A entrevistadora diz que, depois de 30 anos sem publicar um romance, Salter está de volta ao batente, e publicando um livro de qualidade. Sua resposta:
Salter — Estou pronto para recomeçar. Mas um escritor precisa de tranquilidade para escrever, eu ao menos necessito de silêncio, calma, tranquilidade.
O escritor afirma que, no momento, tem dificuldade de encontrar um lugar silencioso. 2013, afirma, foi “um ano muito agitado”. Ele revela que, quando está escrevendo, gosta de solidão, “Mas não gosto de viver isolado.” Só aprecia a solidão quando a busca, em geral para escrever seus contos e romances.
Inés — O sr. escreveu romances, relatos, jornalismo de viagens, memórias e até um livro de culinária com sua mulher. Porém, quem é James Salter?
Salter — Sou um prosador. É como me sinto mais seguro. Meu único arrependimento, ao longo de todos esses anos, foi não ter escrito mais. É sempre um prazer escrever coisas, inclusive pequenas. Encontro um grande prazer escrevendo, inclusive no ato físico de escrever. É um desfrute, um gozo.
Inés — Quando encontrou sua voz?
Salter — Acredito que foi em “Juego y Distracción” [no Brasil, “Um Esporte e um Passatempo”, Editora Imago]. Mas há pessoas que tentam me convencer que encontrei minha voz desde o princípio. Não sei. Em “Um Esporte e um Passatempo” senti que sabia como escrever.

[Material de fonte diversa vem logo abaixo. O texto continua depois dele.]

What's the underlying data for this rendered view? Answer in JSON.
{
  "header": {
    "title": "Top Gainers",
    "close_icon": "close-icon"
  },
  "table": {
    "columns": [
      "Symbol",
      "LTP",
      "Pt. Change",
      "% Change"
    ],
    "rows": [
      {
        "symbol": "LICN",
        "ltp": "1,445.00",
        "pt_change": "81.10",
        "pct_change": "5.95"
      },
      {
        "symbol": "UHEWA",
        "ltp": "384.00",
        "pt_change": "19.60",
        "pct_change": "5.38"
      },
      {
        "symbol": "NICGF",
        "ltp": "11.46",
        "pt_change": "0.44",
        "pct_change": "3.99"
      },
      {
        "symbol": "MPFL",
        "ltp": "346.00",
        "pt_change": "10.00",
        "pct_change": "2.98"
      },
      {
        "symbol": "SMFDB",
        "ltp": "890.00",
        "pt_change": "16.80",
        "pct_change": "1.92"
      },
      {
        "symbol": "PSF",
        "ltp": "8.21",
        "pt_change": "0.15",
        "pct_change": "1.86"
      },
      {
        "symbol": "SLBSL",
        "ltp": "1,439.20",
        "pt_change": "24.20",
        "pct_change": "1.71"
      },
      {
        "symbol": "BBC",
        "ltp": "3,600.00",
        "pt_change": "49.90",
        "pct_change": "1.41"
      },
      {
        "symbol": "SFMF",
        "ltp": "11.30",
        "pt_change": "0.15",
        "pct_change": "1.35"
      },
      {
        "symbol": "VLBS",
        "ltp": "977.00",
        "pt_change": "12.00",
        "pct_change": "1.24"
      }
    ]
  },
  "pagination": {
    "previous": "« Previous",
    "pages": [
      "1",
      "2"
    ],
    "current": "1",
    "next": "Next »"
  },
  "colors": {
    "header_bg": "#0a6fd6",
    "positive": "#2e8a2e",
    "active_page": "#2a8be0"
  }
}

Inés — Em “Quemar los Diás” [no Brasil, “Dias Intensos — Reminiscências”], suas memórias, o sr. disse: “A morte dos reis pode ser contada, mas não a de um filho”.
Salter — Eu nunca pude usá-la como material narrativo. Não pude escrever sobre a morte de minha própria filha. [Uma filha de Salter morreu eletrocutada em Aspen. Ele encontrou o corpo.]
Inés — Pensa em um leitor em particular quando escreve?
Salter — Penso sobretudo nos leitores jovens. Estão cheios de vida, são curiosos e inteligentes, porque, do contrário, não teriam ouvido falar de certos livros.
Inés — Que são o amor e o sexo para um escritor como o sr.?
Salter — Creio que a pessoa mais afortunada é aquela que tem amor, paixão e sexo… Sobretudo se tem os três ao mesmo tempo [risos de Salter]. São os ingredientes básicos da vida.
Inés — De volta ao mundo anglo-saxão: por que há tanta obsessão com a ideia do Grande Romance Americano?
Salter — Não sei quem formulou essa frase pela primeira vez, mas os escritores que surgiram depois da Guerra [Segunda Guerra Mundial, 1939-1945], ao menos a minha geração (Saul Bellow e Philip Roth, entre outros), tinham a ideia de que o Grande Romance Americano ainda estava por ser escrito e um deles poderia escrevê-lo. A ideia persiste, mas não sei se existe tal coisa. O Grande Romance Espanhol é provavelmente “Dom Quixote” [Salter diz “O Quixote”, de Miguel de Cervantes] e se há um Grande Romance Americano é “Huckleberry Finn” [de Mark Twain]. Ainda há autores que acreditam que podem escrevê-lo [ou alcançá-lo, o que confere um sentido mais dúbio à fala de Salter. Convém ressaltar que, na tradução, uso “é”, mas, na verdade, o escritor prefere seria “Huck Finn”].
Inés — Quando Jonathan Franzen lançou “Liberdade”, a revista “Time” publicou o título: “O grande romancista americano”.
Salter — Bom, é demasiado cedo para julgá-lo. Não o li.
(“Como tanta gente, eu sonhava em escrever o Grande Romance Americano.” Quem disse isto? Norman Mailer, Truman Capote, John Updike? Nada disso. A frase é de Jacqueline Kennedy. A história está contada na página 30 do livro “Jackie Editora — A Vida Literária de Jacqueline Kennedy Onassis” (Record, 432 páginas, tradução de Clóvis Marques), de Greg Lawrence. Felizmente, a obsessão americana não é de todos os países. Depois de “Memórias Póstumas de Brás Cubas”, de Machado de Assis, de “Vidas Secas”, de Graciliano Ramos, e de “Grande Sertão: Veredas”, de Guimarães Rosa, ninguém parou de escrever e pensou, certa e seriamente, em escrever o Grande Romance Brasileiro.)